What kind of human would look forward to the pain and suffering of the ultimate physical test?
Kilian Jornet is fully anticipating the strain and stress of the Ultra-Trail du Mont-Blanc (UTMB) this week, following a three-year absence – but then, the Spaniard is perhaps better described as superhuman.
“It’s because I really love to suffer,” the legendary Spaniard told UTMB when explaining why he was returning after that break. “I really love the pain in the legs, the feet and everywhere in the body.
A different level
“And that’s [what] long distance is about, to enjoy this pain. Apart from that, the UTMB is always at a big level, [there are] so many good athletes.

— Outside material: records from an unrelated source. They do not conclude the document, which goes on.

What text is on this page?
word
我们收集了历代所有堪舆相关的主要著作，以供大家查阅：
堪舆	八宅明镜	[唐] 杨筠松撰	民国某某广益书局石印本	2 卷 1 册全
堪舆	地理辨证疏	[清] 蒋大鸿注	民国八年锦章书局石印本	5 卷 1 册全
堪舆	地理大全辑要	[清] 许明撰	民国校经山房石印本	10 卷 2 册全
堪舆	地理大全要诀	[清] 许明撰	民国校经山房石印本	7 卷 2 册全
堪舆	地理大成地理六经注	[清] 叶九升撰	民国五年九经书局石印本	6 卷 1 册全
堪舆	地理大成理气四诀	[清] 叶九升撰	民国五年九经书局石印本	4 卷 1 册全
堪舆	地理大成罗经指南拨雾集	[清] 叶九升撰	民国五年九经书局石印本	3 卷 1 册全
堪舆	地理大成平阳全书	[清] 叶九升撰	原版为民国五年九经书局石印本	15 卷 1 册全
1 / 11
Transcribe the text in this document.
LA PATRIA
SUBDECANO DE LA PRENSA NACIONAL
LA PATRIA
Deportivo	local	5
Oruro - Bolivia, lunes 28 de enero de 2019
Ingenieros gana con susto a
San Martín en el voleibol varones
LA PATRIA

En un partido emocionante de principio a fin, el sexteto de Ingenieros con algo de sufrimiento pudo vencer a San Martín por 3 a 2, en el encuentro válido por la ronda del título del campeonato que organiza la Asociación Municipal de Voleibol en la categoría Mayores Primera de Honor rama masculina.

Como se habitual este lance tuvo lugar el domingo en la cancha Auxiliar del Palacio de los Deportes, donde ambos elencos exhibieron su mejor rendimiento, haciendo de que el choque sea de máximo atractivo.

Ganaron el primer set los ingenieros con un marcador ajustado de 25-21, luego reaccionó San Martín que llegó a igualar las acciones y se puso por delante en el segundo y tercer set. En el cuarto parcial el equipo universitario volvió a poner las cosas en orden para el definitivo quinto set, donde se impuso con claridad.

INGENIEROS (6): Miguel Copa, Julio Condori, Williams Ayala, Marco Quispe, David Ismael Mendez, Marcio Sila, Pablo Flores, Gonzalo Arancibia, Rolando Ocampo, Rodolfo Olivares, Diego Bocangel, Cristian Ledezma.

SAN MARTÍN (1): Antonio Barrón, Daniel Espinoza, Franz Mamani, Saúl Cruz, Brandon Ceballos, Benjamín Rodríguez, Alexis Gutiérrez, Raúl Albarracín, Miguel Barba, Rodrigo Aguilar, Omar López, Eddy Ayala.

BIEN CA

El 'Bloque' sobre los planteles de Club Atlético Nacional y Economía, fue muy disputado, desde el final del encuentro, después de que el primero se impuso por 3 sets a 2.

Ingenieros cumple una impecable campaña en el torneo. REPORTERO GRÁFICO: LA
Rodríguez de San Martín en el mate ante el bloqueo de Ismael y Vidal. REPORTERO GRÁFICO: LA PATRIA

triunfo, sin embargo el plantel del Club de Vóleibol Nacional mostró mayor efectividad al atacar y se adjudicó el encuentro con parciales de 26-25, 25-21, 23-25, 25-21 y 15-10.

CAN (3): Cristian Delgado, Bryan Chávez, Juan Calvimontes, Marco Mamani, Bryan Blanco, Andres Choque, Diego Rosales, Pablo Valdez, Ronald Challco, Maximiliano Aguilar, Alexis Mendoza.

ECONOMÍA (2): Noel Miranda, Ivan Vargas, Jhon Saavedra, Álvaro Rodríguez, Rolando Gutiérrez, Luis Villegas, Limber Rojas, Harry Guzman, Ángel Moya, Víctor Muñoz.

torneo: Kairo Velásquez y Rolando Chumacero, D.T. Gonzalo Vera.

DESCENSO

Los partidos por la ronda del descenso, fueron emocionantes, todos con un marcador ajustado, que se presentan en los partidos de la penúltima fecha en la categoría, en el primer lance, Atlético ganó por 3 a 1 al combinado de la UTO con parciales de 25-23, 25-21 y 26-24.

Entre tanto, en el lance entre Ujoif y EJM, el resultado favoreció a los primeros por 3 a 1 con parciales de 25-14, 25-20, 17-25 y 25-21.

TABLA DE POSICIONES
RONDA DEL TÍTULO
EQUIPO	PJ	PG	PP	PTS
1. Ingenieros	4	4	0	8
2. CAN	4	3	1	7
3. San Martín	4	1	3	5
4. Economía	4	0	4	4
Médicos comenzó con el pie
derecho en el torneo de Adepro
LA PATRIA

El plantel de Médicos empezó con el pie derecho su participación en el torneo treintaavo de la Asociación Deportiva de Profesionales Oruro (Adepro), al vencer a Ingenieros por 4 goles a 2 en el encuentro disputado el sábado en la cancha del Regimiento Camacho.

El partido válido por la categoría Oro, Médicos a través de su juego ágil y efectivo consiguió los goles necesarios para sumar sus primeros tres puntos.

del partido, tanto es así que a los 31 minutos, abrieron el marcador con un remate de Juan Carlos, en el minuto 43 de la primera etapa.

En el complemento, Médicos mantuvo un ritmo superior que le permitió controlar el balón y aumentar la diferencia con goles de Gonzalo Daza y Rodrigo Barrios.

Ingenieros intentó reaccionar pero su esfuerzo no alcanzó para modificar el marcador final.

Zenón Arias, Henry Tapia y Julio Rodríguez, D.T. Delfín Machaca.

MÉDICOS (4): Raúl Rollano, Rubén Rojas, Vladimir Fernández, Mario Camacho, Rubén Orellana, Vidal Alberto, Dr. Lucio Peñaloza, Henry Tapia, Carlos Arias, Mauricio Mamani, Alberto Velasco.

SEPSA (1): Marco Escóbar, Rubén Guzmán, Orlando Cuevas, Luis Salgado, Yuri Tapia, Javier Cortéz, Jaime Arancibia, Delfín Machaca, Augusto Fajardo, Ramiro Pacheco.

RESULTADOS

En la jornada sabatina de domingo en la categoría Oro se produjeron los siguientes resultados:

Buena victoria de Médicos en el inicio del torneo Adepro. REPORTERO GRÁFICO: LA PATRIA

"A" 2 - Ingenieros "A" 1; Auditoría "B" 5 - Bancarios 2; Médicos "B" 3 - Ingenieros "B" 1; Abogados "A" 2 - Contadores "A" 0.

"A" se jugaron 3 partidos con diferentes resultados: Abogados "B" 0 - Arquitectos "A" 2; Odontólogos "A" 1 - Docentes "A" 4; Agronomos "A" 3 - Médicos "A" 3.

“I really love this competition and it’s a place I have been living for many years and I love the mountains around here.”
Of course, his achievements surpass just one sporting sphere. He’s a six-time champion of the Skyrunner World Series, and holds the 24-hour uphill skiing record of 23,864m, set in February 2019.
It all began way back in his childhood. Growing up in the Pyrenees, perhaps it was inevitable that he would climb mountains – but nobody would have expected him to climb Aneto, the highest mountain in the range, before he turned five years old. As a teenager, he took up ski mountaineering, and picked up a plethora of national honours before moving into senior competition – and going down in legend.
As well as his competitive triumphs, Jornet also created his own personal project, ‘Summits of My Life’, with the intent to set ascent and descent speed records on some of the most important mountains on the planet – culminating with a record attempt on Mount Everest.
More UTMB history?
So now he returns to Mont-Blanc – another mountain where he holds the speed record for ascent and descent.
The 34-year-old has a trio of wins there, in 2008, 2009 and 2011, but was forced to pull out of his last UTMB race in 2018 following a bad reaction to a bee sting.
He secured that first triumph at the age of 20 – the youngest-ever runner to win the event, and the first to finish in less than 21 hours. That kind of history-making is why Jornet is now synonymous with the UTMB.
And even his rivals are looking forward to having him back. Western States 100 record-holder Jim Walmsley welcomed his return by saying: “There’s no one bigger in the sport, in trail running, so it puts a little pressure on my own training, make sure I do things right and I am ready and I show up to the starting line as healthy and most fit I can be, just mentally I have to be prepared for that.”
And 2019 champion Pau Capell added: “It will be a good competition with Kilian, with Jim Walmsley, with Xavier Thévenard. I think it’s really good that the best race in the world has the best athletes in the world.”